The last bit of fresh sashimi to hit my plate was an order of binnaga, aka albacore tuna. Expertly chiseled pieces of albacore came dressed with fresh ginger, garlic, and scallions. True to form, a special soy was already in place. I searched for that truly creamy intensity one can get from good albacore, but it settled in somewhere closer to the muted end of the spectrum, where the fish’s oils seemed hidden. The toppings were excellent, and there was nothing to complain about; but, this was one of the purest examples of how Matsuhisa fell short of transcendence.
Albacore tuna, also known as binnaga, is often served seared, so this preparation, garnished with ginger and scallion, was a refreshing departure from the norm. Eaten sans soy, it was creamy, pure in flavor, and aptly accented by the ginger–one of the strongest albacores that I’ve had.
If ever there was a pleasant coup de grâce, it was the indulgent sea bass special. Laden, perhaps too much so, with a miso glaze, this herculean chunk of beautifully cooked fish came crowned with a sliced shiitake that carefully hid the gem. You just don’t get any better than foie and in that respect, this dish was a success. But the overt amount of sweetness from the miso glaze held this back from true culinary bliss. It went down and boy am I glad I got it – but as a staple dish of a restaurant with a hefty reputation, I can’t say this surpassed the value of the price tag.
Dessert came in the form of a “classic” shrimp tempura hand roll. Speared by a stick of asparagus and touched by some very traditional spicy mayonnaise, this was a simple flavor that indulged with pleasantries. The batter crunched and the asparagus against the shrimp was a pleasant ending to the meal.
Matsuhisa: A First Impression
The sushi ran me about $52 and the half-order of the special roughly $27. Expensive … maybe, but not unreasonable given the setting, the quantity, and the general quality of the food.
Matsuhisa’s food is an extension of its founder. This is not traditional Japanese sushi; though if left to wander the menu, which actually includes many Japanese dishes beyond just sushi, one can certainly turn up the classic elements.

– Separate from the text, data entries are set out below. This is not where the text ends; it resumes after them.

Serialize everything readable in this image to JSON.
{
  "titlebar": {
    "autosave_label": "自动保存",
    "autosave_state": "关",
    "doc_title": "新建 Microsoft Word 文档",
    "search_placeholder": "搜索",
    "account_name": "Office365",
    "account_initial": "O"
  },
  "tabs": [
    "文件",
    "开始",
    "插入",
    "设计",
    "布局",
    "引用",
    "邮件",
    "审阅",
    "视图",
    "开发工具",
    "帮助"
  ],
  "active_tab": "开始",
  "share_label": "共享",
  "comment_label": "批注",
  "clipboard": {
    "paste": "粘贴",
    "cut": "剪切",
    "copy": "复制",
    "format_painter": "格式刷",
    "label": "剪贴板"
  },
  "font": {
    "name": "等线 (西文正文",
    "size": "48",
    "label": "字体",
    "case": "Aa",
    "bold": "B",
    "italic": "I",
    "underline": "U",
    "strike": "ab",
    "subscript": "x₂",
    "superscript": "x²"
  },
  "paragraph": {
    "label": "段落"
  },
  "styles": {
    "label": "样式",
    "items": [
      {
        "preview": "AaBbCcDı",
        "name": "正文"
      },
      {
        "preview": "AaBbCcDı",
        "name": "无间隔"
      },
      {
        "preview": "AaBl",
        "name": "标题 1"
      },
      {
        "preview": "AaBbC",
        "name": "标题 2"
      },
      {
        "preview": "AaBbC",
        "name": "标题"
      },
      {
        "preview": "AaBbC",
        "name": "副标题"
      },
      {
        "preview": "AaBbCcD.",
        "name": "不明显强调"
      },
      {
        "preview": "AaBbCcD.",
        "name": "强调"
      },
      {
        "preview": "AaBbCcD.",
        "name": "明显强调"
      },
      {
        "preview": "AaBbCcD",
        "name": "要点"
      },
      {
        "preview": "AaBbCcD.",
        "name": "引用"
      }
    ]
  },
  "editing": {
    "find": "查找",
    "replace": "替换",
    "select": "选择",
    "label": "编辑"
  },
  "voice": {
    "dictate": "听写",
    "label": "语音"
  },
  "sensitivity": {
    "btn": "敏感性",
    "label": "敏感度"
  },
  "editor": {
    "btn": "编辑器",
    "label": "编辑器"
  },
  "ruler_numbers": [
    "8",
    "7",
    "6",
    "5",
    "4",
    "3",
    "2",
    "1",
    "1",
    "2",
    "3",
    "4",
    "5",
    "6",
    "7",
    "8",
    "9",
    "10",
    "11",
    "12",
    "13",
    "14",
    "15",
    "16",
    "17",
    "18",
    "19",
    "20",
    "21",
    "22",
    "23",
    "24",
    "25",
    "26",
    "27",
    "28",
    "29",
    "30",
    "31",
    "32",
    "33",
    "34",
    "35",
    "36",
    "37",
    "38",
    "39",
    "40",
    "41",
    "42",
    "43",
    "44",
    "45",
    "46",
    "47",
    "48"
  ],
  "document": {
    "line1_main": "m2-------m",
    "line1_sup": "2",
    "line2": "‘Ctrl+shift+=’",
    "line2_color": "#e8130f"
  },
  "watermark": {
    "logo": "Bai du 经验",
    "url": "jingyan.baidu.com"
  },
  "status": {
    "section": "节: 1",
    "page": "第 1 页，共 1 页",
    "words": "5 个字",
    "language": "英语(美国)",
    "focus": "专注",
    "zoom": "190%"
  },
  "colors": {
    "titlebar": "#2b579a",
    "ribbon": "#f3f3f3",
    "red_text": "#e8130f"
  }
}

This is the staple of that slightly left of center brand of sushi that has actually brought the cuisine to every corner and grocery market in the country. I have now consumed at both Nobu in NYC and Matsuhisa in Los Angeles. While I get why these places are popular, and while any fan of this cuisine owes a great deal to the extremely talented Nobu-san, I find that both cities offer better options should sushi be on your mind.
Let’s not forget though that people don’t want “Japanese” for dinner, they want sushi. Nobu is an integral part of that truth.